Sieht Nachwuchsprobleme im deutschen Basketball: Dirk Bauermann.

(Foto: Foto: AP)

SZ: Herr Bauermann, Ihr Team muss bei der EM auf drei verletzte Stammkräfte verzichten - Ademola Okulaja, Stefano Garris und Steffen Hamann. Sie haben dazu angemerkt, der deutsche Basketball habe nicht die Tiefe, dies zu kompensieren. Weshalb hat er sie nicht?

Bauermann: Zunächst einmal glaube ich, dass es nicht viele Länder in Europa gibt, die den Ausfall eines wichtigen Leistungsträgers wie jetzt Okulaja kompensieren können. Die Italiener würden sich ohne Gianluca Basile vom FC Barcelona schwer tun, die Russen ohne Andrej Kirilenko von den Utah Jazz. Andererseits besitzen wir wirklich nicht die Tiefe bei der hohen Qualität wie etwa die Jugoslawen oder Litauen.

SZ: Die Nationalspieler haben die Aktion "Made in Germany" ins Leben gerufen, sie möchten Talente fördern. Ist das Ausdruck von Angst vor der Zukunft?

Bauermann: Glaube ich schon, die Spieler haben ja in den letzten Jahren gemerkt, dass sich aus dem Nachwuchs keiner so richtig aufgedrängt hat, mit Ausnahme vielleicht von Steffen Hamann und Misan Nikagbatse.

SZ: Ihr Kollege, der Fußball-Bundestrainer Jürgen Klinsmann hat dagegen die Jugend entdeckt, zuletzt ließ er Marcell Jansen spielen, einen 19-Jährigen.

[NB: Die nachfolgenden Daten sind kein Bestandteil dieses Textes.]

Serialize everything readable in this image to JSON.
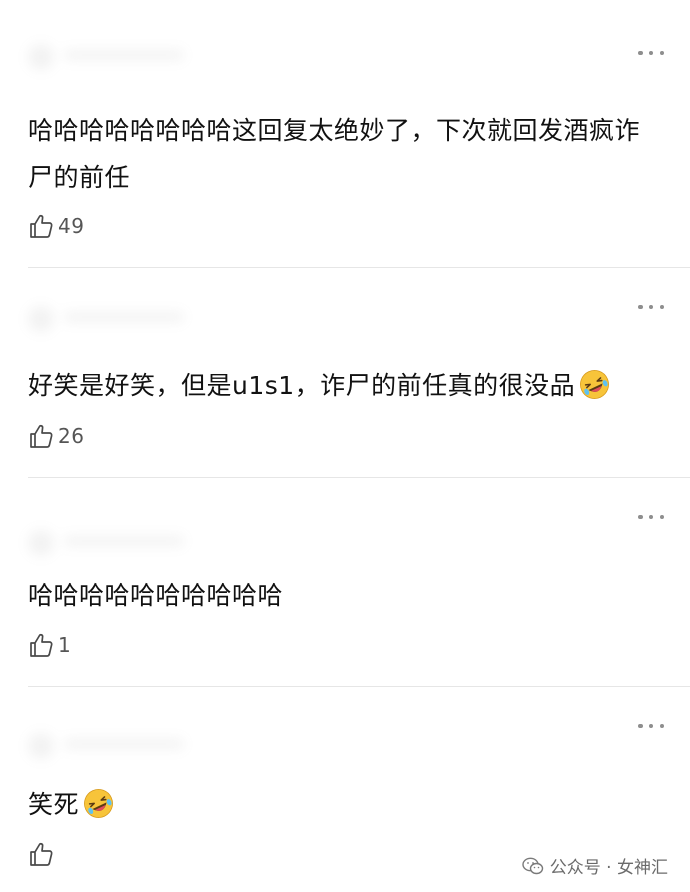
{
  "comments": [
    {
      "text": "哈哈哈哈哈哈哈哈这回复太绝妙了，下次就回发酒疯诈尸的前任",
      "likes": "49",
      "has_emoji": false
    },
    {
      "text": "好笑是好笑，但是u1s1，诈尸的前任真的很没品",
      "likes": "26",
      "has_emoji": true
    },
    {
      "text": "哈哈哈哈哈哈哈哈哈哈",
      "likes": "1",
      "has_emoji": false
    },
    {
      "text": "笑死",
      "likes": "",
      "has_emoji": true
    }
  ],
  "watermark": {
    "label": "公众号 · 女神汇"
  },
  "icons": {
    "more": "more-dots-icon",
    "like": "thumbs-up-icon",
    "emoji": "rolling-laughing-emoji-icon",
    "wechat": "wechat-icon"
  },
  "colors": {
    "text": "#111111",
    "meta": "#555555",
    "divider": "#e6e6e6",
    "emoji_face": "#F7C43A"
  }
}
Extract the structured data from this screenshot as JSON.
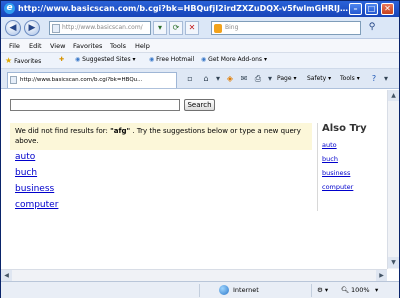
{
  "window": {
    "title": "http://www.basicscan.com/b.cgi?bk=HBQufjI2irdZXZuDQX-v5fwlmGHRIJ6WoS4VoD29..."
  },
  "address_bar": {
    "url": "http://www.basicscan.com/",
    "search_placeholder": "Bing"
  },
  "menu": [
    "File",
    "Edit",
    "View",
    "Favorites",
    "Tools",
    "Help"
  ],
  "favorites_bar": {
    "favorites_label": "Favorites",
    "items": [
      "Suggested Sites",
      "Free Hotmail",
      "Get More Add-ons"
    ]
  },
  "tab": {
    "title": "http://www.basicscan.com/b.cgi?bk=HBQu..."
  },
  "command_bar": {
    "page": "Page",
    "safety": "Safety",
    "tools": "Tools"
  },
  "page": {
    "search_button": "Search",
    "search_value": "",
    "notice_prefix": "We did not find results for: ",
    "query": "\"afg\"",
    "notice_suffix": " . Try the suggestions below or type a new query above.",
    "suggestions": [
      "auto",
      "buch",
      "business",
      "computer"
    ],
    "also_try_title": "Also Try",
    "also_try": [
      "auto",
      "buch",
      "business",
      "computer"
    ]
  },
  "status_bar": {
    "zone": "Internet",
    "zoom": "100%"
  }
}
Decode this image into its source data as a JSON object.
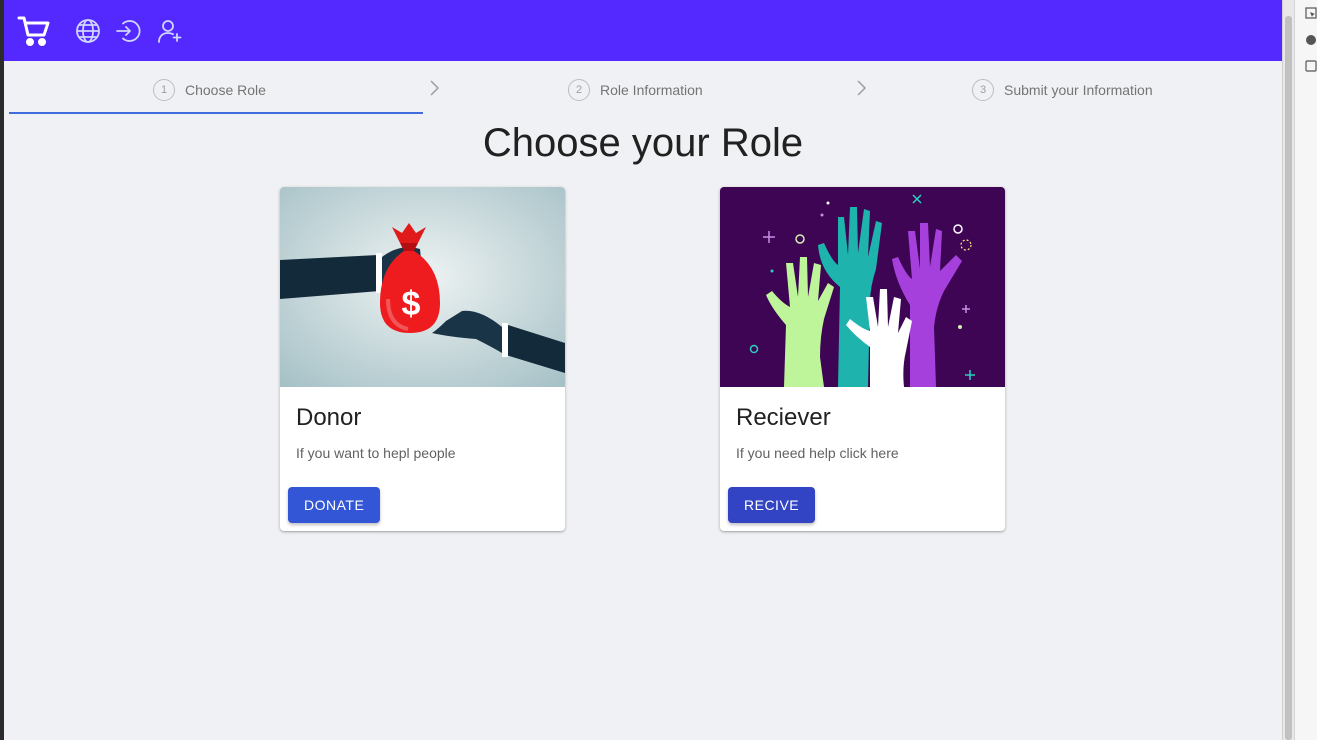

Bauermann: Richtig, da kommen plötzlich zuhauf die jungen Leute hoch wie Podolski, Mertesacker, der Jansen und wie sie alle heißen. Ich glaube, das hängt damit zusammen, dass der deutsche Fußball in seiner Problemphase - damals mit Trainer Erich Ribbeck - die Zeichen erkannt hat, und dass massiv investiert wurde. Da wurden Programme aufgelegt, es wurden Internatsstrukturen geschaffen und einiges mehr.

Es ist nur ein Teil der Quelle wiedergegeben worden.